Say It Again Look Good Feel Say It Again

Some men tell y'all they remember you are attractive on the first or other early dates. Some will never tell you lot.

For two months I dated a man who never said he idea I was attractive. In frustration at his aloofness, one day I said to him, "I don't even know if you find me attractive." He said, "I'thou pursuing y'all, aren't I?" Since I didn't consider this wealthy man's once-a-week phone calls and occasional casual, dwelling house cooked meals much of a pursuit, I retorted, "Are you?" In other words, he didn't feel he needed to tell me he was attracted to me or thought I was pretty or sexy. His deportment — minimal equally they were — should speak for themselves. So I guess he found me minimally bonny. Or he never learned to limited himself to a woman in a way that would make her feel practiced.

beautiful.jpgUpon sitting down for dinner with another man for a first encounter, he looked at me, paused, and said, "You're beautiful." I smiled and said, "Thank you lot." That was the last time I heard it for several months. When he uttered it again, I said, "Thank you. That feels good to hear." He said, "I don't tell cute women they are beautiful." When I asked, "Why not?" he said, "Beautiful women know they are beautiful and they hear it all the time. It doesn't hateful annihilation to them because so many people tell them. Average-looking women know they aren't beautiful, so if you tell them they are, they know yous are lying. And women remember that someone wants something from them if you compliment their looks. And then I find it best to not tell women they are beautiful, pretty or sexy."
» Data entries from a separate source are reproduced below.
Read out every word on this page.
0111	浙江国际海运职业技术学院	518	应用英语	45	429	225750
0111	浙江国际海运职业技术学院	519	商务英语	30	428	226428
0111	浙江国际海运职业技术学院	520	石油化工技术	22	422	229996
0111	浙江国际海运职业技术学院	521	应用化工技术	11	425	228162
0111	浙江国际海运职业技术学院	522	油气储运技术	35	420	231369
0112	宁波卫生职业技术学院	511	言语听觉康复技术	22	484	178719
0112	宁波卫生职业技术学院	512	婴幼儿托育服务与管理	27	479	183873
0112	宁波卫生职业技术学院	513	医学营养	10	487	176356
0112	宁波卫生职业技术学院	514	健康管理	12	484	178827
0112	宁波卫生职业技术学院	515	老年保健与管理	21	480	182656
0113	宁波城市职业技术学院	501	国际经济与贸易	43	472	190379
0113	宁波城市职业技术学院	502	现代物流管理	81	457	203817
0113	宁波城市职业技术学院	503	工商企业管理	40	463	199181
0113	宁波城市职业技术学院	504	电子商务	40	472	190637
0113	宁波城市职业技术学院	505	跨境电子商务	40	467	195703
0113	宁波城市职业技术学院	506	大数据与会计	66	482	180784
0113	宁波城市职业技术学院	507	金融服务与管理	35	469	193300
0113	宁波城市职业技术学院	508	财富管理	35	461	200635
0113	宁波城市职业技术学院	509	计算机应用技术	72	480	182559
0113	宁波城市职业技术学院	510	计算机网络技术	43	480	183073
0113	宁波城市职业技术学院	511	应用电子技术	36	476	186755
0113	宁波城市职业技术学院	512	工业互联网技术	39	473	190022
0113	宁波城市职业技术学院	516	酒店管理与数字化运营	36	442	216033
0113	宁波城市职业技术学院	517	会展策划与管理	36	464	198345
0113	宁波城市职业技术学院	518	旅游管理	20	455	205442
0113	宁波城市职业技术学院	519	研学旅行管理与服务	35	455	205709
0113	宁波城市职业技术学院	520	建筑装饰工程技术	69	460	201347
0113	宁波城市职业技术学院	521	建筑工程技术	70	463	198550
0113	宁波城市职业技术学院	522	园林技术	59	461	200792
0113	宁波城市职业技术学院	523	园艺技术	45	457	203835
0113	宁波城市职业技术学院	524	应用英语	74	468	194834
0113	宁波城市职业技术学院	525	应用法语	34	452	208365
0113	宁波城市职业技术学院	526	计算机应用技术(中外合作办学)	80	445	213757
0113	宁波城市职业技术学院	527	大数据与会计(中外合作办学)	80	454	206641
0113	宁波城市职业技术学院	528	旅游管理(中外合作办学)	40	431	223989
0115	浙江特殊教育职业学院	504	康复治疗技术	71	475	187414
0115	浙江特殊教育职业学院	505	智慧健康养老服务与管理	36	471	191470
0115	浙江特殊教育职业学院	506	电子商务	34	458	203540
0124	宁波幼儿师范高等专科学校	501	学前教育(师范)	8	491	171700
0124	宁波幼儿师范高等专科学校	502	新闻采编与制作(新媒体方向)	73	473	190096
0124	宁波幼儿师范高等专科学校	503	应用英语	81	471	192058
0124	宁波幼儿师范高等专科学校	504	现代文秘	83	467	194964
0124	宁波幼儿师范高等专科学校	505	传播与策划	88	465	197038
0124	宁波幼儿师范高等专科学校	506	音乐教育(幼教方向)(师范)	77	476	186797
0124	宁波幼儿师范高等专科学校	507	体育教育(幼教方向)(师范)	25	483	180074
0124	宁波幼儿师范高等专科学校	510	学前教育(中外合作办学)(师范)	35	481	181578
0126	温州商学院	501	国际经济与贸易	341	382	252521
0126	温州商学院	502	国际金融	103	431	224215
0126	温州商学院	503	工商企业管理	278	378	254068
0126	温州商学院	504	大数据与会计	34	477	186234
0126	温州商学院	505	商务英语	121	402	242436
Can yous imagine? Yes, I know you can, simply I'm guessing you're as incredulous as I am virtually these attitudes.

So what most those of us who aren't classically beautiful? Using the concluding guy'south logic, since he finds yous cute, you must hear this all the fourth dimension and take grown weary of hearing it. But if you have the kind of attractiveness that some find pretty and others find average, I bet y'all don't feel you hear "You lot're very pretty" too many times.

I retrieve some men hold back telling a adult female she is beautiful (or pretty or sexy) considering they don't want to come beyond as fawning, smarmy, unctuous or gushy. He doesn't want a woman to think he has fallen for her based only on her looks, then then tin be led around by his nose. When some women know a homo is ga-ga for her, they use information technology to dispense him. Information technology's happened for eons.

And of course, men tin can employ these compliments as a "line" to get closer to you. As I discussed in "He had me from 'You're gorgeous!'" I was enamored with this guy from the become-go, only his salutation was only part of the enticing package. But alas, his thinking (or at least saying) I was gorgeous was non enough to proceed him around subsequently three dates. He went poof.

Intellectually we know that it only matters that we think nosotros are bonny, and what others think isn't our concern. But deep down nosotros as well like to know that the person we are dating finds united states of america attractive and is able to express that genuinely. Yes, it can be overdone so that you think the man just wants to be with y'all because of your looks. But if he tells you sincerely and regularly, somehow it makes him more attractive too! And, of course, the more beautiful a person is on the within, equally shown through his thoughtfulness, kindness, caring, respect and attention toward you and others, his outer looks become more appealing. (Come across "Yummy is equally yummy does.")

How practise you feel when a man tells you sincerely he thinks you're bonny (beautiful, pretty, sexy)? And what have you done when a man you've gone out with for more than than a month is stingy in this area?